COMPARING MODEL PERFORMANCE METRICS FOR LANDSLIDE SUSCEPTIBILITY MAPPING
Keywords: Landslide, Susceptibility map, Validation, Logistic Regression, Random Forest
Abstract. Landslides are one of the most diffused hazard events in the world, they can occur in different locations under different triggering factors. As such, they are also one of the most studied hazards, while the mechanism of an event is known to the scholars, more difficulties are found in forecasting the location and time of the following event. However, scholars are putting great effort into modelling the phenomena through various tools, as such susceptibility mapping is one of the initial and key steps in the hazard assessment. While effort is put on producing such maps, less is put on the evaluation of those outcomes. The current work aims to analyse the behaviour of two validation metrics – Receiver Operating Characteristics (ROC) and Precision Recall Curve (PRC). The former is widely used in susceptibility modelling, while the latter not so much utilized. However, scholars are highlighting a drawback of the ROC – it is not able to discriminate imbalanced datasets and is providing unreliable outcomes, and as an alternative is proposed the PRC which does not exhibit such flaws.
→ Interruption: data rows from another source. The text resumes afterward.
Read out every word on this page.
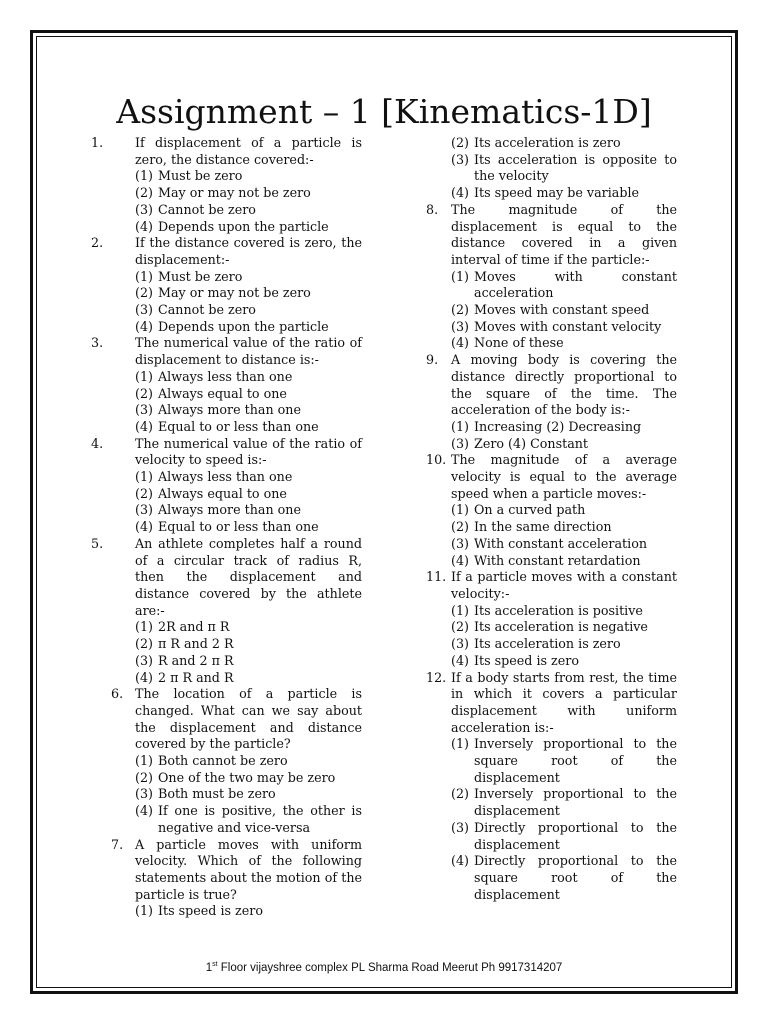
Assignment – 1 [Kinematics-1D]
1.	If displacement of a particle is zero, the distance covered:-
(1) Must be zero
(2) May or may not be zero
(3) Cannot be zero
(4) Depends upon the particle
2.	If the distance covered is zero, the displacement:-
(1) Must be zero
(2) May or may not be zero
(3) Cannot be zero
(4) Depends upon the particle
3.	The numerical value of the ratio of displacement to distance is:-
(1) Always less than one
(2) Always equal to one
(3) Always more than one
(4) Equal to or less than one
4.	The numerical value of the ratio of velocity to speed is:-
(1) Always less than one
(2) Always equal to one
(3) Always more than one
(4) Equal to or less than one
5.	An athlete completes half a round of a circular track of radius R, then the displacement and distance covered by the athlete are:-
(1) 2R and π R
(2) π R and 2 R
(3) R and 2 π R
(4) 2 π R and R
6. The location of a particle is changed. What can we say about the displacement and distance covered by the particle?
(1) Both cannot be zero
(2) One of the two may be zero
(3) Both must be zero
(4) If one is positive, the other is negative and vice-versa
7. A particle moves with uniform velocity. Which of the following statements about the motion of the particle is true?
(1) Its speed is zero
(2) Its acceleration is zero
(3) Its acceleration is opposite to the velocity
(4) Its speed may be variable
8. The magnitude of the displacement is equal to the distance covered in a given interval of time if the particle:-
(1) Moves with constant acceleration
(2) Moves with constant speed
(3) Moves with constant velocity
(4) None of these
9. A moving body is covering the distance directly proportional to the square of the time. The acceleration of the body is:-
(1) Increasing (2) Decreasing
(3) Zero (4) Constant
10. The magnitude of a average velocity is equal to the average speed when a particle moves:-
(1) On a curved path
(2) In the same direction
(3) With constant acceleration
(4) With constant retardation
11. If a particle moves with a constant velocity:-
(1) Its acceleration is positive
(2) Its acceleration is negative
(3) Its acceleration is zero
(4) Its speed is zero
12. If a body starts from rest, the time in which it covers a particular displacement with uniform acceleration is:-
(1) Inversely proportional to the square root of the displacement
(2) Inversely proportional to the displacement
(3) Directly proportional to the displacement
(4) Directly proportional to the square root of the displacement
1st Floor vijayshree complex PL Sharma Road Meerut Ph 9917314207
In order to test the performance of both metrics, they were applied to three susceptibility models produced using Statistical Index, Logistic Regression and Random Forest for the area of Val Tartano, Northern Italy. As a result, it was determined that when the metrics are applied to balanced datasets they exhibit similar behaviour; on the contrary when imbalanced classes are introduced PRC is depicting the model performance in a more precise manner.